WATER is at last coursing through Queensland's desert rivers and channels, transforming the arid outback into verdant pasture as it flows towards Lake Eyre in South Australia.
Floodwaters across the Georgina-Diamantina catchment around Bedourie and the Coopers Creek catchment near Windorah are moving through the world's last unregulated wild river system, filling channels that now measure up to 5m deep after being dry for years.
"It's like a network of veins - it defies logic really. It's so spectacular," said Steve Wilson, the regional co-ordinator for Desert Channels Queensland. "We haven't had this sort of rain for probably several years."
Tussocks of native pasture have burst up across large parts of the northern reaches of the Lake Eyre basin, with Queensland bluegrass, Flinders grass and spinifex among the most common species. The dune country around Windorah will soon be covered in spectacular wildflowers.

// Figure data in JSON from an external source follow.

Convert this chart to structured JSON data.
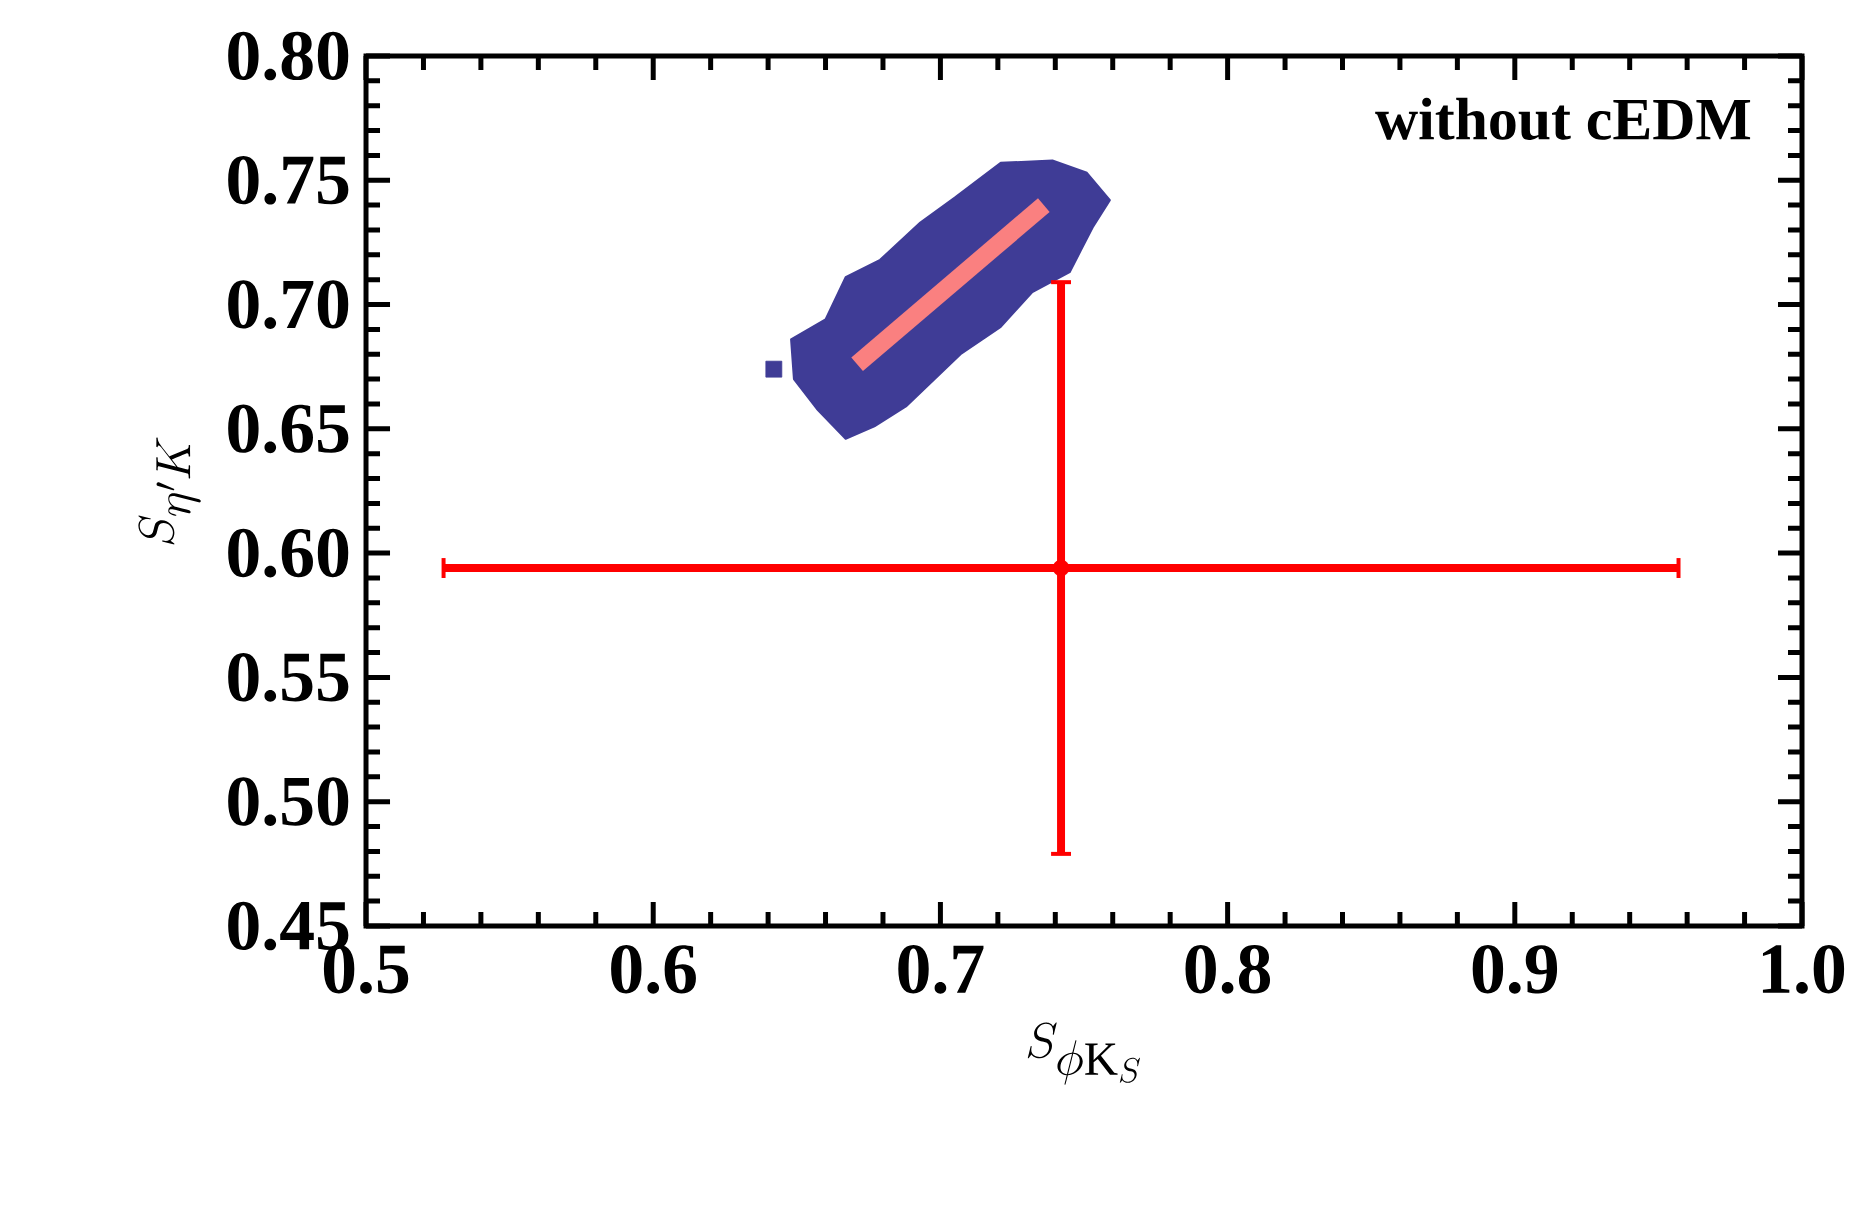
{
  "chart_data": {
    "type": "scatter",
    "xlabel": "S_{\\phi \\mathrm{K}_S}",
    "ylabel": "S_{\\eta' K}",
    "annotations": [
      "without cEDM"
    ],
    "xlim": [
      0.5,
      1.0
    ],
    "xticks": [
      {
        "value": 0.5,
        "label": "0.5"
      },
      {
        "value": 0.6,
        "label": "0.6"
      },
      {
        "value": 0.7,
        "label": "0.7"
      },
      {
        "value": 0.8,
        "label": "0.8"
      },
      {
        "value": 0.9,
        "label": "0.9"
      },
      {
        "value": 1.0,
        "label": "1.0"
      }
    ],
    "ylim": [
      0.45,
      0.8
    ],
    "yticks": [
      {
        "value": 0.45,
        "label": "0.45"
      },
      {
        "value": 0.5,
        "label": "0.50"
      },
      {
        "value": 0.55,
        "label": "0.55"
      },
      {
        "value": 0.6,
        "label": "0.60"
      },
      {
        "value": 0.65,
        "label": "0.65"
      },
      {
        "value": 0.7,
        "label": "0.70"
      },
      {
        "value": 0.75,
        "label": "0.75"
      },
      {
        "value": 0.8,
        "label": "0.80"
      }
    ],
    "grid": false,
    "series": [
      {
        "type": "area",
        "color": "#3f3c96",
        "x": [
          0.648,
          0.66,
          0.667,
          0.679,
          0.693,
          0.705,
          0.721,
          0.739,
          0.751,
          0.759,
          0.753,
          0.749,
          0.745,
          0.732,
          0.721,
          0.707,
          0.698,
          0.688,
          0.677,
          0.667,
          0.657,
          0.649
        ],
        "values": [
          0.686,
          0.694,
          0.711,
          0.718,
          0.733,
          0.743,
          0.757,
          0.758,
          0.753,
          0.742,
          0.731,
          0.722,
          0.713,
          0.705,
          0.691,
          0.68,
          0.67,
          0.659,
          0.651,
          0.646,
          0.658,
          0.67
        ]
      },
      {
        "color": "#3f3c96",
        "marker": "square",
        "x": [
          0.642
        ],
        "values": [
          0.674
        ]
      },
      {
        "type": "line",
        "color": "#fa8080",
        "x": [
          0.671,
          0.736
        ],
        "values": [
          0.676,
          0.74
        ]
      },
      {
        "color": "#ff0000",
        "marker": "circle",
        "x": [
          0.742
        ],
        "values": [
          0.594
        ],
        "errors": [
          0.115
        ],
        "xerrors": [
          0.215
        ]
      }
    ]
  }
}
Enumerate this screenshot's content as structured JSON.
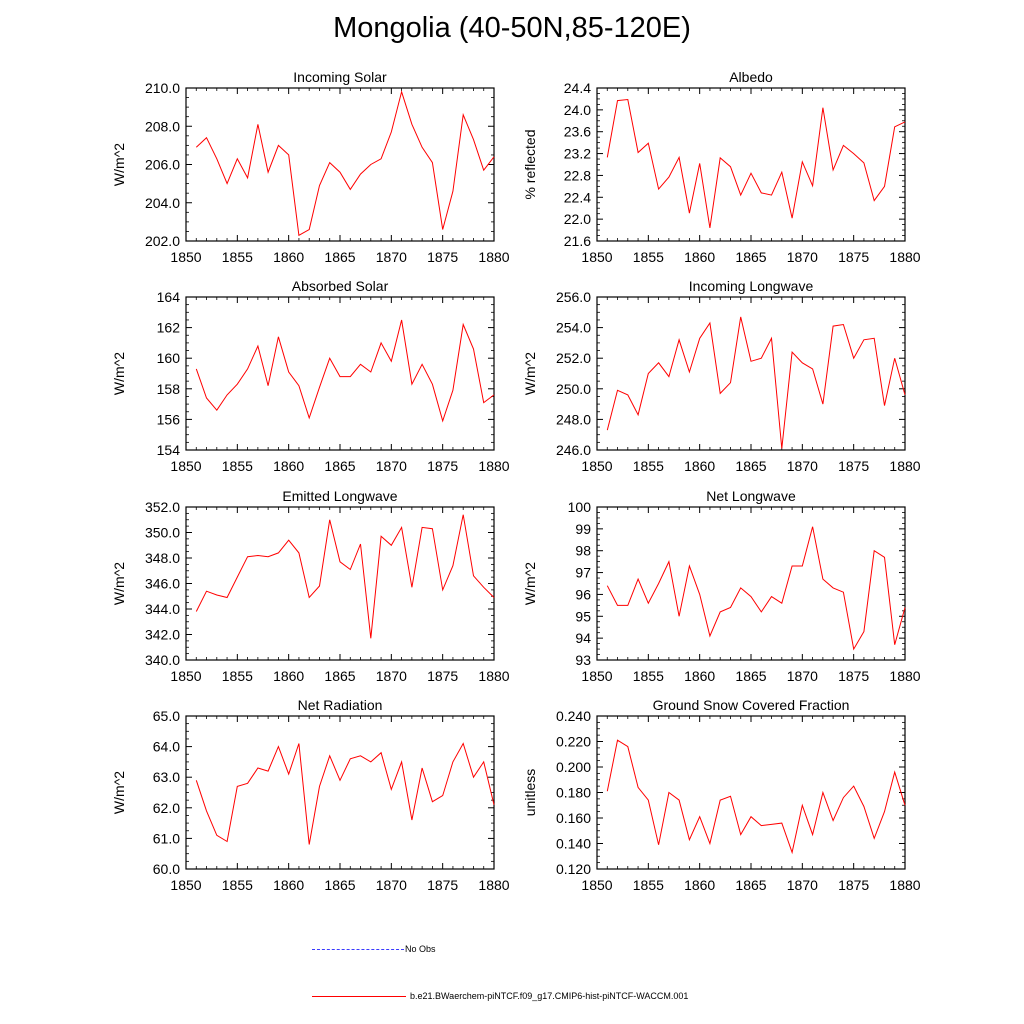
{
  "page": {
    "title": "Mongolia (40-50N,85-120E)"
  },
  "colors": {
    "series": "#ff0000",
    "obs": "#3a3aff",
    "axis": "#000000"
  },
  "legend": {
    "entries": [
      {
        "label": "No Obs",
        "style": "dashed",
        "color": "#3a3aff"
      },
      {
        "label": "b.e21.BWaerchem-piNTCF.f09_g17.CMIP6-hist-piNTCF-WACCM.001",
        "style": "solid",
        "color": "#ff0000"
      }
    ]
  },
  "chart_data": [
    {
      "type": "line",
      "title": "Incoming Solar",
      "ylabel": "W/m^2",
      "xlim": [
        1850,
        1880
      ],
      "ylim": [
        202,
        210
      ],
      "xticks": [
        1850,
        1855,
        1860,
        1865,
        1870,
        1875,
        1880
      ],
      "yticks": [
        202,
        204,
        206,
        208,
        210
      ],
      "ytick_labels": [
        "202.0",
        "204.0",
        "206.0",
        "208.0",
        "210.0"
      ],
      "grid": false,
      "x": [
        1851,
        1852,
        1853,
        1854,
        1855,
        1856,
        1857,
        1858,
        1859,
        1860,
        1861,
        1862,
        1863,
        1864,
        1865,
        1866,
        1867,
        1868,
        1869,
        1870,
        1871,
        1872,
        1873,
        1874,
        1875,
        1876,
        1877,
        1878,
        1879,
        1880
      ],
      "values": [
        206.9,
        207.4,
        206.3,
        205.0,
        206.3,
        205.3,
        208.1,
        205.6,
        207.0,
        206.5,
        202.3,
        202.6,
        204.9,
        206.1,
        205.6,
        204.7,
        205.5,
        206.0,
        206.3,
        207.7,
        209.8,
        208.1,
        206.9,
        206.1,
        202.6,
        204.6,
        208.6,
        207.3,
        205.7,
        206.4
      ]
    },
    {
      "type": "line",
      "title": "Albedo",
      "ylabel": "% reflected",
      "xlim": [
        1850,
        1880
      ],
      "ylim": [
        21.6,
        24.4
      ],
      "xticks": [
        1850,
        1855,
        1860,
        1865,
        1870,
        1875,
        1880
      ],
      "yticks": [
        21.6,
        22.0,
        22.4,
        22.8,
        23.2,
        23.6,
        24.0,
        24.4
      ],
      "ytick_labels": [
        "21.6",
        "22.0",
        "22.4",
        "22.8",
        "23.2",
        "23.6",
        "24.0",
        "24.4"
      ],
      "grid": false,
      "x": [
        1851,
        1852,
        1853,
        1854,
        1855,
        1856,
        1857,
        1858,
        1859,
        1860,
        1861,
        1862,
        1863,
        1864,
        1865,
        1866,
        1867,
        1868,
        1869,
        1870,
        1871,
        1872,
        1873,
        1874,
        1875,
        1876,
        1877,
        1878,
        1879,
        1880
      ],
      "values": [
        23.13,
        24.17,
        24.19,
        23.22,
        23.39,
        22.55,
        22.77,
        23.13,
        22.11,
        23.02,
        21.84,
        23.12,
        22.96,
        22.44,
        22.84,
        22.48,
        22.44,
        22.86,
        22.02,
        23.05,
        22.61,
        24.04,
        22.9,
        23.35,
        23.2,
        23.03,
        22.34,
        22.6,
        23.69,
        23.78
      ]
    },
    {
      "type": "line",
      "title": "Absorbed Solar",
      "ylabel": "W/m^2",
      "xlim": [
        1850,
        1880
      ],
      "ylim": [
        154,
        164
      ],
      "xticks": [
        1850,
        1855,
        1860,
        1865,
        1870,
        1875,
        1880
      ],
      "yticks": [
        154,
        156,
        158,
        160,
        162,
        164
      ],
      "ytick_labels": [
        "154",
        "156",
        "158",
        "160",
        "162",
        "164"
      ],
      "grid": false,
      "x": [
        1851,
        1852,
        1853,
        1854,
        1855,
        1856,
        1857,
        1858,
        1859,
        1860,
        1861,
        1862,
        1863,
        1864,
        1865,
        1866,
        1867,
        1868,
        1869,
        1870,
        1871,
        1872,
        1873,
        1874,
        1875,
        1876,
        1877,
        1878,
        1879,
        1880
      ],
      "values": [
        159.3,
        157.4,
        156.6,
        157.6,
        158.3,
        159.3,
        160.8,
        158.2,
        161.4,
        159.1,
        158.2,
        156.1,
        158.1,
        160.0,
        158.8,
        158.8,
        159.6,
        159.1,
        161.0,
        159.8,
        162.5,
        158.3,
        159.6,
        158.3,
        155.9,
        157.9,
        162.2,
        160.6,
        157.1,
        157.6
      ]
    },
    {
      "type": "line",
      "title": "Incoming Longwave",
      "ylabel": "W/m^2",
      "xlim": [
        1850,
        1880
      ],
      "ylim": [
        246,
        256
      ],
      "xticks": [
        1850,
        1855,
        1860,
        1865,
        1870,
        1875,
        1880
      ],
      "yticks": [
        246,
        248,
        250,
        252,
        254,
        256
      ],
      "ytick_labels": [
        "246.0",
        "248.0",
        "250.0",
        "252.0",
        "254.0",
        "256.0"
      ],
      "grid": false,
      "x": [
        1851,
        1852,
        1853,
        1854,
        1855,
        1856,
        1857,
        1858,
        1859,
        1860,
        1861,
        1862,
        1863,
        1864,
        1865,
        1866,
        1867,
        1868,
        1869,
        1870,
        1871,
        1872,
        1873,
        1874,
        1875,
        1876,
        1877,
        1878,
        1879,
        1880
      ],
      "values": [
        247.3,
        249.9,
        249.6,
        248.3,
        251.0,
        251.7,
        250.8,
        253.2,
        251.1,
        253.3,
        254.3,
        249.7,
        250.4,
        254.7,
        251.8,
        252.0,
        253.3,
        246.1,
        252.4,
        251.7,
        251.3,
        249.0,
        254.1,
        254.2,
        252.0,
        253.2,
        253.3,
        248.9,
        252.0,
        249.6
      ]
    },
    {
      "type": "line",
      "title": "Emitted Longwave",
      "ylabel": "W/m^2",
      "xlim": [
        1850,
        1880
      ],
      "ylim": [
        340,
        352
      ],
      "xticks": [
        1850,
        1855,
        1860,
        1865,
        1870,
        1875,
        1880
      ],
      "yticks": [
        340,
        342,
        344,
        346,
        348,
        350,
        352
      ],
      "ytick_labels": [
        "340.0",
        "342.0",
        "344.0",
        "346.0",
        "348.0",
        "350.0",
        "352.0"
      ],
      "grid": false,
      "x": [
        1851,
        1852,
        1853,
        1854,
        1855,
        1856,
        1857,
        1858,
        1859,
        1860,
        1861,
        1862,
        1863,
        1864,
        1865,
        1866,
        1867,
        1868,
        1869,
        1870,
        1871,
        1872,
        1873,
        1874,
        1875,
        1876,
        1877,
        1878,
        1879,
        1880
      ],
      "values": [
        343.8,
        345.4,
        345.1,
        344.9,
        346.5,
        348.1,
        348.2,
        348.1,
        348.4,
        349.4,
        348.4,
        344.9,
        345.8,
        351.0,
        347.7,
        347.1,
        349.1,
        341.7,
        349.7,
        349.0,
        350.4,
        345.7,
        350.4,
        350.3,
        345.5,
        347.4,
        351.4,
        346.6,
        345.7,
        344.9
      ]
    },
    {
      "type": "line",
      "title": "Net Longwave",
      "ylabel": "W/m^2",
      "xlim": [
        1850,
        1880
      ],
      "ylim": [
        93,
        100
      ],
      "xticks": [
        1850,
        1855,
        1860,
        1865,
        1870,
        1875,
        1880
      ],
      "yticks": [
        93,
        94,
        95,
        96,
        97,
        98,
        99,
        100
      ],
      "ytick_labels": [
        "93",
        "94",
        "95",
        "96",
        "97",
        "98",
        "99",
        "100"
      ],
      "grid": false,
      "x": [
        1851,
        1852,
        1853,
        1854,
        1855,
        1856,
        1857,
        1858,
        1859,
        1860,
        1861,
        1862,
        1863,
        1864,
        1865,
        1866,
        1867,
        1868,
        1869,
        1870,
        1871,
        1872,
        1873,
        1874,
        1875,
        1876,
        1877,
        1878,
        1879,
        1880
      ],
      "values": [
        96.4,
        95.5,
        95.5,
        96.7,
        95.6,
        96.5,
        97.5,
        95.0,
        97.3,
        96.0,
        94.1,
        95.2,
        95.4,
        96.3,
        95.9,
        95.2,
        95.9,
        95.6,
        97.3,
        97.3,
        99.1,
        96.7,
        96.3,
        96.1,
        93.5,
        94.3,
        98.0,
        97.7,
        93.7,
        95.4
      ]
    },
    {
      "type": "line",
      "title": "Net Radiation",
      "ylabel": "W/m^2",
      "xlim": [
        1850,
        1880
      ],
      "ylim": [
        60,
        65
      ],
      "xticks": [
        1850,
        1855,
        1860,
        1865,
        1870,
        1875,
        1880
      ],
      "yticks": [
        60,
        61,
        62,
        63,
        64,
        65
      ],
      "ytick_labels": [
        "60.0",
        "61.0",
        "62.0",
        "63.0",
        "64.0",
        "65.0"
      ],
      "grid": false,
      "x": [
        1851,
        1852,
        1853,
        1854,
        1855,
        1856,
        1857,
        1858,
        1859,
        1860,
        1861,
        1862,
        1863,
        1864,
        1865,
        1866,
        1867,
        1868,
        1869,
        1870,
        1871,
        1872,
        1873,
        1874,
        1875,
        1876,
        1877,
        1878,
        1879,
        1880
      ],
      "values": [
        62.9,
        61.9,
        61.1,
        60.9,
        62.7,
        62.8,
        63.3,
        63.2,
        64.0,
        63.1,
        64.1,
        60.8,
        62.7,
        63.7,
        62.9,
        63.6,
        63.7,
        63.5,
        63.8,
        62.6,
        63.5,
        61.6,
        63.3,
        62.2,
        62.4,
        63.5,
        64.1,
        63.0,
        63.5,
        62.1
      ]
    },
    {
      "type": "line",
      "title": "Ground Snow Covered Fraction",
      "ylabel": "unitless",
      "xlim": [
        1850,
        1880
      ],
      "ylim": [
        0.12,
        0.24
      ],
      "xticks": [
        1850,
        1855,
        1860,
        1865,
        1870,
        1875,
        1880
      ],
      "yticks": [
        0.12,
        0.14,
        0.16,
        0.18,
        0.2,
        0.22,
        0.24
      ],
      "ytick_labels": [
        "0.120",
        "0.140",
        "0.160",
        "0.180",
        "0.200",
        "0.220",
        "0.240"
      ],
      "grid": false,
      "x": [
        1851,
        1852,
        1853,
        1854,
        1855,
        1856,
        1857,
        1858,
        1859,
        1860,
        1861,
        1862,
        1863,
        1864,
        1865,
        1866,
        1867,
        1868,
        1869,
        1870,
        1871,
        1872,
        1873,
        1874,
        1875,
        1876,
        1877,
        1878,
        1879,
        1880
      ],
      "values": [
        0.181,
        0.221,
        0.216,
        0.184,
        0.174,
        0.139,
        0.18,
        0.174,
        0.143,
        0.161,
        0.14,
        0.174,
        0.177,
        0.147,
        0.161,
        0.154,
        0.155,
        0.156,
        0.133,
        0.17,
        0.147,
        0.18,
        0.158,
        0.176,
        0.185,
        0.169,
        0.144,
        0.165,
        0.196,
        0.17
      ]
    }
  ]
}
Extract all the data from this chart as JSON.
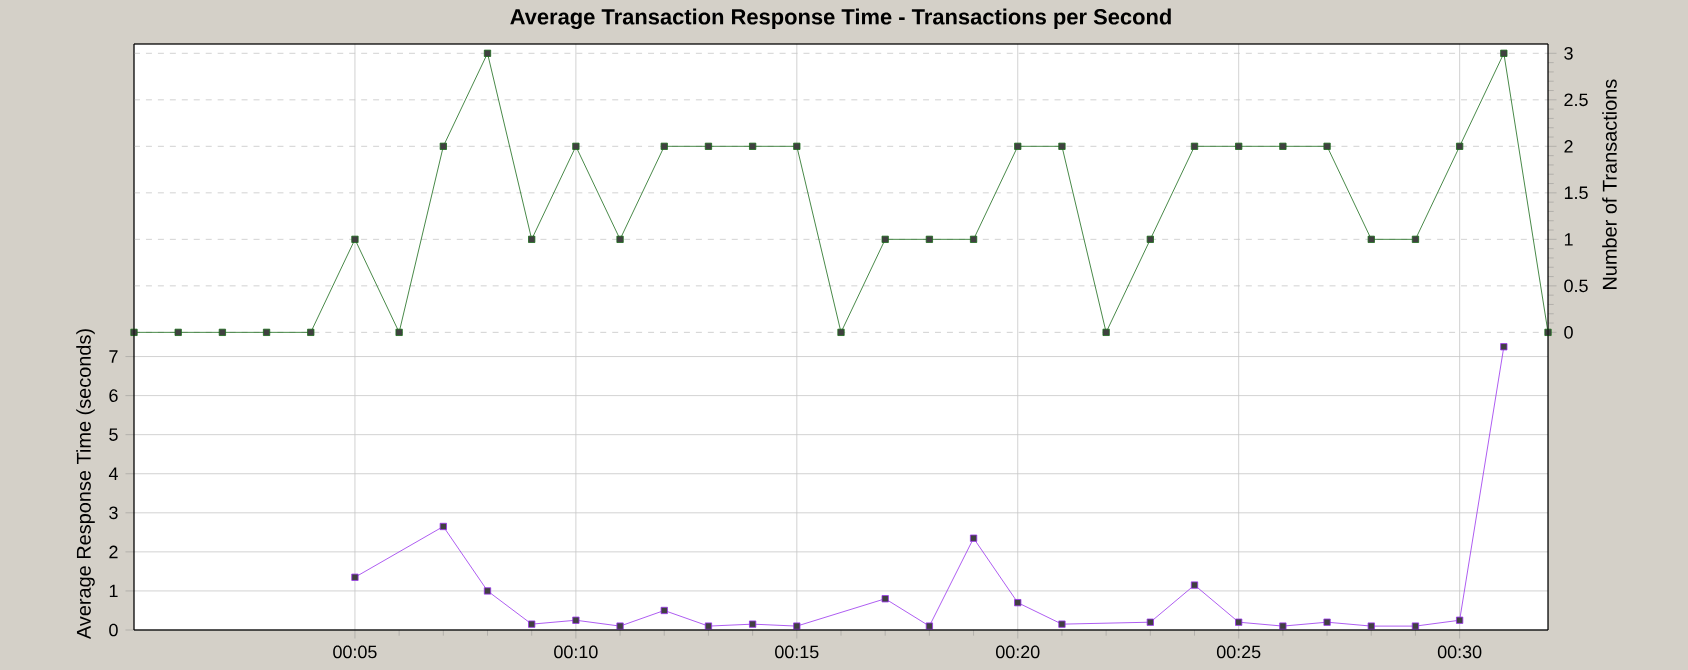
{
  "chart_data": {
    "type": "line",
    "title": "Average Transaction Response Time - Transactions per Second",
    "ylabel": "Average Response Time (seconds)",
    "y2label": "Number of Transactions",
    "x": [
      0,
      1,
      2,
      3,
      4,
      5,
      6,
      7,
      8,
      9,
      10,
      11,
      12,
      13,
      14,
      15,
      16,
      17,
      18,
      19,
      20,
      21,
      22,
      23,
      24,
      25,
      26,
      27,
      28,
      29,
      30,
      31,
      32
    ],
    "xlim": [
      0,
      32
    ],
    "xticks": [
      {
        "value": 5,
        "label": "00:05"
      },
      {
        "value": 10,
        "label": "00:10"
      },
      {
        "value": 15,
        "label": "00:15"
      },
      {
        "value": 20,
        "label": "00:20"
      },
      {
        "value": 25,
        "label": "00:25"
      },
      {
        "value": 30,
        "label": "00:30"
      }
    ],
    "ylim": [
      0,
      15
    ],
    "yticks": [
      0,
      1,
      2,
      3,
      4,
      5,
      6,
      7
    ],
    "y2lim": [
      -3.2,
      3.1
    ],
    "y2ticks": [
      0,
      0.5,
      1,
      1.5,
      2,
      2.5,
      3
    ],
    "grid": true,
    "marker": "square",
    "line_style": "solid",
    "series": [
      {
        "color": "#1a6b1a",
        "axis": "y2",
        "values": [
          0,
          0,
          0,
          0,
          0,
          1,
          0,
          2,
          3,
          1,
          2,
          1,
          2,
          2,
          2,
          2,
          0,
          1,
          1,
          1,
          2,
          2,
          0,
          1,
          2,
          2,
          2,
          2,
          1,
          1,
          2,
          3,
          0
        ]
      },
      {
        "color": "#9933ee",
        "x": [
          5,
          7,
          8,
          9,
          10,
          11,
          12,
          13,
          14,
          15,
          17,
          18,
          19,
          20,
          21,
          23,
          24,
          25,
          26,
          27,
          28,
          29,
          30,
          31
        ],
        "values": [
          1.35,
          2.65,
          1.0,
          0.15,
          0.25,
          0.1,
          0.5,
          0.1,
          0.15,
          0.1,
          0.8,
          0.1,
          2.35,
          0.7,
          0.15,
          0.2,
          1.15,
          0.2,
          0.1,
          0.2,
          0.1,
          0.1,
          0.25,
          7.25
        ]
      }
    ]
  }
}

Some areas have received three times their normal annual rainfall. Birdsville first flooded when it rained in January. Now the rains that fell upstream, at Bedourie on Eyre Creek, and over Mulligan Creek along the eastern side of the Simpson Desert, have cut the roads again. "We've woken up to water views," said Nell Brook, who lives in Birdsville and runs the Adria Downs station with husband David. "It's drought-breaking, but it's not the end of the drought because the recovery is going to be fairly long."